The bovine bypass is scheduled to go before the City Council on Tuesday. The 6-foot-tall concrete underpass would be added to expansion plans for 26 th Street north of Pleasant Grove.
The structure, costing nearly $ 150, 000, would connect pastures that will be divided when the city reroutes 26 th Street from immediately east of the Interstate 540 on-ramp at Pleasant Grove to the stoplight at Pleasant Crossing Boulevard.
Relocating the intersection is mandated by the Arkansas Highway and Transportation Department, said Steve Glass, director of the city’s Planning and Transportation Department.
The city in 2007 condemned five acres of an 82-acre property, which belonged to Claude Noland and his siblings.
At first, the city said it wouldn’t pay the Nolands for the land because the road increased the value of the property more than what the five acres was worth.
Later, Rogers offered to pay $ 638, 000 as fair value for the land. The Nolands rejected the offer, and the case is scheduled for a jury trial to determine fair land value in September.
City Attorney Ben Lipscomb said Rogers will ask the court to consider the tunnel as evidence that it made a reasonable concession to accommodate the landowners, but he was unsure what kind of legal strategy the underpass would provide.

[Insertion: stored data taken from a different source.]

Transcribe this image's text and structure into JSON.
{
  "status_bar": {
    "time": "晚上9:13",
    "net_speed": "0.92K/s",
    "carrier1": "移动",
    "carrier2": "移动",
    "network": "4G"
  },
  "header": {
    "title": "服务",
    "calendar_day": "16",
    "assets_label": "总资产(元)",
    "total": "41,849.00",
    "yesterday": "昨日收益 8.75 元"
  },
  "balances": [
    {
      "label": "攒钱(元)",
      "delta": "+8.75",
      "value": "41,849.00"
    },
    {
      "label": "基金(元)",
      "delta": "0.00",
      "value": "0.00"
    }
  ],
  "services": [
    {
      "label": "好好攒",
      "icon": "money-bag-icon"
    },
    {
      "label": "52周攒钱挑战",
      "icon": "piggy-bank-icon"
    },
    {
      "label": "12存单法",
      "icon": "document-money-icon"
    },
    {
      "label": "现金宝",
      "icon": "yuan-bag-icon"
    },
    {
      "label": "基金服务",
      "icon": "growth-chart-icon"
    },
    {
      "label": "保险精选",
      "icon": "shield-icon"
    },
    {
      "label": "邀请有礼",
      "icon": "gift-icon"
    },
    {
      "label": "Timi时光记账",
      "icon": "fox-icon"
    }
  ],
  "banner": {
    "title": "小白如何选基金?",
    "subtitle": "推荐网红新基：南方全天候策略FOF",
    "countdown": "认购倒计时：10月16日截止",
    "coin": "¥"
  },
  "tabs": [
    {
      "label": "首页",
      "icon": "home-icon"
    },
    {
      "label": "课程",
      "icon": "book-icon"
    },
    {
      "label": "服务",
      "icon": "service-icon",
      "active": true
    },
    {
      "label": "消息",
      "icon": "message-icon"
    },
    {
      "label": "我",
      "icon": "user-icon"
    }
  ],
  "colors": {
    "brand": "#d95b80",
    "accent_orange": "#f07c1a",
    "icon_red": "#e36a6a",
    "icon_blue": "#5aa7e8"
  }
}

Earlier, the tunnel was estimated to cost more than $ 350, 000 and was considered too expensive to build. Glass said a different method of construction cut the cost by more than half. John Everett, attorney for the Nolands, said the tunnel won’t end litigation. “It would give some access to the other side of the property, but to say that access is as good as without the road is nonsense,” he said. He was unaware the city was considering building the tunnel.
Everett wouldn’t say how much the property has been appraised at, but said it is the “single most valuable tract of real estate in Northwest Arkansas.” City transportation officials said the tunnel is being built as a safety precaution. “We didn’t want him stopping traffic [while ] moving cows across the road,” said senior planner Derrel Smith. Work to expand 26 th Street from New Hope Road south to Pleasant Grove began in April and is scheduled to be complete in late 2009, Glass said. Construction will cost $ 7. 2 million, not including right-ofway costs for utilities or the amount of money the court decides the Noland farmland is worth. “There’s a lot of north-south traffic, and that’s the only northsouth route we have between Dixieland [Road ] and 540,” Glass said. When complete, 20, 000 cars are expected to travel the road daily.